Thursday, March 15, 2007
Okay guys, here is one of my rambling opinion pieces. I don't promise to be right--I may have a thought one week and completely change my mind the next. But the point of this organisation is to put out some information, thoughts and discussion topics from the point of view of a writer in this genre, particularly an e-published one. So here we go. If I have it all wrong, let me know:
"Author Mill" is a phrase attributed to Victoria Strauss from Writer Beware. And it has been a phrase much on my mind recently.
An author mill has three key qualities:
1) An author mill "...publishes a very large number of authors in the expectation of selling a hundred books or so from each (as opposed to publishing a limited number of authors in hopes of selling thousands of books from each, as commercial publishers do)."
Now, this is frequently the case with epublishers which may release as many as half a dozen books per week, and typical sales will be 300 copies or fewer.
However, 2) :...they do rely on their authors as their major source of income (through books purchased by the author for re-sale, or sold to "pocket" markets the author him/herself is responsible for identifying)"
This is clearly not typically the case with epublishers. Most ebook author receive ample free copies for promotional activities and it would be almost unheard of for them to sell their book directly.
Finally 3) "...mills tend to share a business model with vanity publishers: no editorial screening of submissions, no meaningful pre-publication editing, no meaningful post-publication marketing or distribution."
I would argue that this is variable. Certainly the better epublishers are highly selective, rigorous in their editing and have effective marketing and distribution strategies. Their limited market is more a factor of format and genre than quality.
So I must conclude that a epublishers are not literally authors mills, however some tremble on the brink of this status. I would still argue that many epublishers compensate for the lower sales per book by increasing output in ways that benefit the publisher disproportionately over the writer. The publisher benefits from every book released and the author only from their own, this many high output strategies can be detrimental to less prolific authors. Even in cases where points 2) and 3) clearly do not apply I would suggest that this practise might be seen as less than ideal and perhaps could be referred to as "author farming" when there is not also investment in individual authors and books.
Consider this analogy. When a farm keeps laying hens, if they put more hens in a cage, each hen has a poorer quality of life and produces fewer eggs--however the cage produces more eggs. Likewise of the hens are pressed to produce more eggs they become ill with broken bones and poor health--but the farmer finds it cheaper to push the hen and them buy another--hens are plentiful and cheap. Thus, crowding and high production benefits the farmer but not the hen. Eggs from happy hens taste better, but the cost more, and in the open market place the battery cage is still king.
Publishing is a business no matter how you cut it. And when an epublisher sells well, however they do it, the author benefits. But as authors we still need to think very carefully about where we built our nests--rather than assuming that publisher always knows best. There are always three levels of marketing, book, author and publisher--and if you produce .01% of the publishers annual output where do you think you should be placing most of your effort?

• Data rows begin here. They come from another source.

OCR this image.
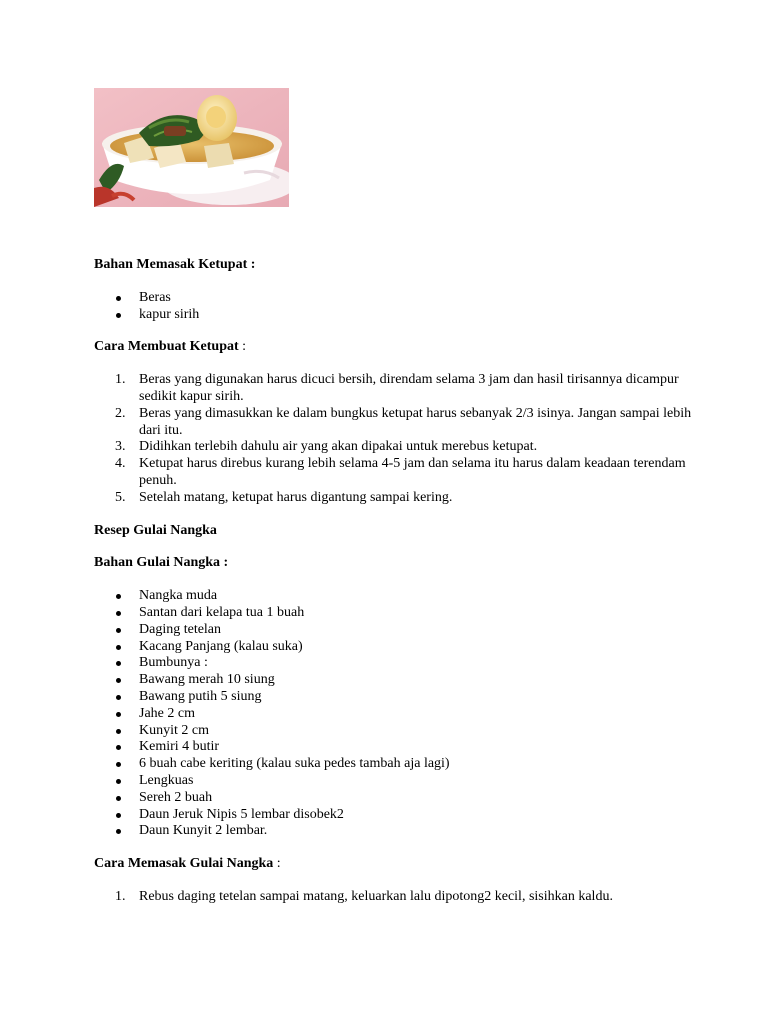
Bahan Memasak Ketupat :

Beras
kapur sirih

Cara Membuat Ketupat :

1. Beras yang digunakan harus dicuci bersih, direndam selama 3 jam dan hasil tirisannya dicampur sedikit kapur sirih.
2. Beras yang dimasukkan ke dalam bungkus ketupat harus sebanyak 2/3 isinya. Jangan sampai lebih dari itu.
3. Didihkan terlebih dahulu air yang akan dipakai untuk merebus ketupat.
4. Ketupat harus direbus kurang lebih selama 4-5 jam dan selama itu harus dalam keadaan terendam penuh.
5. Setelah matang, ketupat harus digantung sampai kering.

Resep Gulai Nangka

Bahan Gulai Nangka :

Nangka muda
Santan dari kelapa tua 1 buah
Daging tetelan
Kacang Panjang (kalau suka)
Bumbunya :
Bawang merah 10 siung
Bawang putih 5 siung
Jahe 2 cm
Kunyit 2 cm
Kemiri 4 butir
6 buah cabe keriting (kalau suka pedes tambah aja lagi)
Lengkuas
Sereh 2 buah
Daun Jeruk Nipis 5 lembar disobek2
Daun Kunyit 2 lembar.

Cara Memasak Gulai Nangka :

1. Rebus daging tetelan sampai matang, keluarkan lalu dipotong2 kecil, sisihkan kaldu.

So what is my point? It is that authors should look for epublishers who invest in authors and specific books as well as at their level of their own brand and total output. Do not always assume that high output always equates to success as epublishers with fewer releases may be better equipped to target and market those books to increase their profitability for the author.
In short, with epublishers as with small presses it can actually be an excellent sign when epublishers such as Samhain and Mojocastle (see a relevant discussion here) close their submissions in order to focus on the authors and books they have already acquired. Epublishers such as Cobblestone who actually encourage their authors to mention 'out of house' new releases demonstrate an understanding that to thrive we need to invest in our author brand as well as supporting them as our publisher. Epublishers such as Loose Id provide me with an editor who gets in touch with me with suggestions and support--rather than just waiting for the next egg to roll into her inbox.
Perhaps it is inevitable that niche authors such as those who write ebooks will be "farmed"--but some farms are better than others. Let the layer beware.